Now not the time for referendum on blasphemy, says Ahern
THERE WERE no plans in “the immediate future” for a referendum deleting the constitutional prohibition on blasphemy, Minister for Justice Dermot Ahern told the Dáil.
Mr Ahern said that he remained of the view that, on the grounds of cost, a referendum on blasphemy should not be held on its own. It should be run, possibly together with one or more referendums.
“I would be happy to propose to the Government a referendum on blasphemy at the appropriate time,” he added.
Labour justice spokesman Pat Rabbitte pressed Mr Ahern to say if he was going to hold a referendum this year. Mr Ahern replied: “It is not for me to decide, here on the floor of the House, whether I should hod a referendum. That is a matter for Government to propose, and, obviously, ultimately for the Oireachtas to dispose a piece of legislation in that respect.”
Mr Rabbitte said he was amazed at the Minister’s reply. “He told at least one Sunday newspaper that he had such plans,” he added.
The indication was, said Mr Rabbitte, that it would be held in conjunction with the referendum on children’s rights. He asked if the Minister was resiling from the position that he would recommend to the Cabinet that there be a referendum on blasphemy.
It seemed to Mr Rabbitte that if the referendum on the rights of the child were to proceed this year, the Government could not reasonably prevent three byelections being also held. He wondered if the Government planned other putative constitutional referendums to be included with the one on children’s rights and delay matters until next year.
Mr Rabbitte claimed that the Minister’s reply was “a backtracking” on what he understood the position to be from the Taoiseach in the Dáil.
Mr Ahern repeated that he would be happy to propose to the Government a referendum on blasphemy at the appropriate time.
“I did indicate that given the fact the programme for government indicated that we would have two or three referendums – if my memory serves me correctly – in the lifetime of the Government, it may be appropriate to add on a referendum relating to to the article to which you refer,” he added.
Pressed by Mr Rabbitte to say if the blasphemy referendum would be included with a referendum on children’s rights, Mr Ahern said that no decision had been made.

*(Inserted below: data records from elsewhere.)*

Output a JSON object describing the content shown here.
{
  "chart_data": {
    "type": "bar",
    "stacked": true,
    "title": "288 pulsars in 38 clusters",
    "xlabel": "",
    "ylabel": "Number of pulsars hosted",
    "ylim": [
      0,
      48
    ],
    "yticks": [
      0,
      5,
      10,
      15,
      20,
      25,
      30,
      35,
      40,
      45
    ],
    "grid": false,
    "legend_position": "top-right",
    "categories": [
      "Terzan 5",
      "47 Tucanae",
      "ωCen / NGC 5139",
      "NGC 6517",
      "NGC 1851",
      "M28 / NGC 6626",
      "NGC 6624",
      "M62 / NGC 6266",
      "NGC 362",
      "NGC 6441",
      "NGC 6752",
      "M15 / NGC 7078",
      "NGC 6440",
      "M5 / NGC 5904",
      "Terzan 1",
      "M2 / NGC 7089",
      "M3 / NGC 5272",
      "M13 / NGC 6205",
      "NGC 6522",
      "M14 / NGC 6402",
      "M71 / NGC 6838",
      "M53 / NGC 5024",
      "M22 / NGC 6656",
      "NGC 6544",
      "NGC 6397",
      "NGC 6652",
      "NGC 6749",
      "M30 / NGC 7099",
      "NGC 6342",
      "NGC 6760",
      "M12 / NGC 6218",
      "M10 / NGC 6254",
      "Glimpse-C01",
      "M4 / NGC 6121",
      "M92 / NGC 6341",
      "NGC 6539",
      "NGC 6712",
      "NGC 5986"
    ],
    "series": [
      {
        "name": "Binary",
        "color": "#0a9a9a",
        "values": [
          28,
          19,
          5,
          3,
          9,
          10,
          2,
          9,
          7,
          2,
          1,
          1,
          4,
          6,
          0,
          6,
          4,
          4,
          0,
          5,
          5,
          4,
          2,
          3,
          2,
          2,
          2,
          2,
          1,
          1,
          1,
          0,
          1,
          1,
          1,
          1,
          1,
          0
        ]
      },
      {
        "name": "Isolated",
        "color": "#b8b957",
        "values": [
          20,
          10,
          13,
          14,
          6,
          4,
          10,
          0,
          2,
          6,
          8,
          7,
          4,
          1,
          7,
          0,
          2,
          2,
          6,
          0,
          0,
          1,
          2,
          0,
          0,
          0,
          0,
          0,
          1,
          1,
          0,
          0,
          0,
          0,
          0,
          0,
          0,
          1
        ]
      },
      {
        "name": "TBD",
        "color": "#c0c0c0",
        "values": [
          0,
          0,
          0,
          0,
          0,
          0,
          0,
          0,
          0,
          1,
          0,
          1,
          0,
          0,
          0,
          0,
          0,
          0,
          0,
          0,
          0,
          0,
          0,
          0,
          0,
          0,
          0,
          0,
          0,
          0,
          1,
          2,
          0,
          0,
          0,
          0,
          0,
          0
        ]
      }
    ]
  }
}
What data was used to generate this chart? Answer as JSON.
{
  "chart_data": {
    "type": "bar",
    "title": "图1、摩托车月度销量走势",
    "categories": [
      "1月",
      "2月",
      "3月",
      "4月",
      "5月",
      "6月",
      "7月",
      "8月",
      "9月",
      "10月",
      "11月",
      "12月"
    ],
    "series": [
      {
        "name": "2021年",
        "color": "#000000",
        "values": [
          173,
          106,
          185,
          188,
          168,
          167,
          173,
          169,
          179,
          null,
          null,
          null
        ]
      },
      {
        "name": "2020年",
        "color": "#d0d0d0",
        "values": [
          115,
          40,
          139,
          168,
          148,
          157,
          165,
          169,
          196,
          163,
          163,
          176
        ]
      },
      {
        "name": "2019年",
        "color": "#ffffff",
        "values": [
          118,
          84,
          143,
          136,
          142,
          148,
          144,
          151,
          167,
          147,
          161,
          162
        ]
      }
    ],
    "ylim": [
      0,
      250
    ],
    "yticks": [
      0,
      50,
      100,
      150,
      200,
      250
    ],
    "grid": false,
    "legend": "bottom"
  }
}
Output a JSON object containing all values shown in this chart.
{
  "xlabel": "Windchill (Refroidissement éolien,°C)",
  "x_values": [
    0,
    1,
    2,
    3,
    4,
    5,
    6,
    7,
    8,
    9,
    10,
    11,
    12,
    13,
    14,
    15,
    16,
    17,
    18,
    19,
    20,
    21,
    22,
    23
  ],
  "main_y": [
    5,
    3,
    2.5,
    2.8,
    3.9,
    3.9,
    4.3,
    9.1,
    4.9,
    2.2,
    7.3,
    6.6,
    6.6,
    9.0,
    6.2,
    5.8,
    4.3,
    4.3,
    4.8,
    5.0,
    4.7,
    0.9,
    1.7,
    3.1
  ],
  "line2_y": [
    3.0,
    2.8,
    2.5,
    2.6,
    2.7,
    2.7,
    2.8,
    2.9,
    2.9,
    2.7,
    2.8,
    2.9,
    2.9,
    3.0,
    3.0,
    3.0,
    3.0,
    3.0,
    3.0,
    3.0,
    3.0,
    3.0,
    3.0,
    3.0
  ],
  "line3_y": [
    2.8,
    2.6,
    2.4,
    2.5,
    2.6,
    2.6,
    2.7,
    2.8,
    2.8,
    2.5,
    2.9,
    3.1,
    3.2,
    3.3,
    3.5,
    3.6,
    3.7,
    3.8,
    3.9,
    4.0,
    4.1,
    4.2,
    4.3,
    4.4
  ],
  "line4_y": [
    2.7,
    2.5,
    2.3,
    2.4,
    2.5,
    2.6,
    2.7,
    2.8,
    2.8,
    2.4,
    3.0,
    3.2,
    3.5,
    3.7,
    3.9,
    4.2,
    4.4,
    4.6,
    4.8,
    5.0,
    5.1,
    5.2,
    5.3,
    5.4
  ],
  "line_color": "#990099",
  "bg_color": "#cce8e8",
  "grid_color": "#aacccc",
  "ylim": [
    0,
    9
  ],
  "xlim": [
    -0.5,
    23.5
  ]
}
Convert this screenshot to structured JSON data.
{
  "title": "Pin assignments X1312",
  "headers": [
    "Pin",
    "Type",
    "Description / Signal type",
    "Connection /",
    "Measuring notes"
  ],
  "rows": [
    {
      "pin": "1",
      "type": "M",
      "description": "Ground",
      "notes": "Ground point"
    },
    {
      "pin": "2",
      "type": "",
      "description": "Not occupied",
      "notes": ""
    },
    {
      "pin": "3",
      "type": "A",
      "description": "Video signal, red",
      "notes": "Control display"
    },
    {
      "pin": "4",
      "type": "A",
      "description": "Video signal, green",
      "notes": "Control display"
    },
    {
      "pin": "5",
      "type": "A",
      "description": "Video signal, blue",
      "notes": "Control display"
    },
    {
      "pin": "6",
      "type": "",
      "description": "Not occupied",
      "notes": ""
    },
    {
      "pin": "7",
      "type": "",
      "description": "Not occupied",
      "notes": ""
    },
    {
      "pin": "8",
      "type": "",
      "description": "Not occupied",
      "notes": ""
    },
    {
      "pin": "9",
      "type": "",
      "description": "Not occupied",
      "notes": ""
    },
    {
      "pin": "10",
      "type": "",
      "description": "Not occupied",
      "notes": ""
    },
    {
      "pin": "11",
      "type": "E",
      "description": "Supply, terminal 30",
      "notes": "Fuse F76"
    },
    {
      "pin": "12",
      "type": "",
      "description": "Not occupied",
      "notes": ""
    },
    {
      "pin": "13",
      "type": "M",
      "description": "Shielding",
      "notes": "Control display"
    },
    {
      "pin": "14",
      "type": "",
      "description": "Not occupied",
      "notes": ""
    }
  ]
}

Mr Ahern added that a Minister could not make such a decision in the Dáil. He added: “It has to be made by Government, and, obviously, the content relating to how we would deal with the article in the Constitution – whether we would take it out all together and leave it and say nothing or to adhere to some of the recommendations that have been made by the committee on the Constitution – all of those things would be taken into account.” He added that they would “wait and see” how it would be dealt with.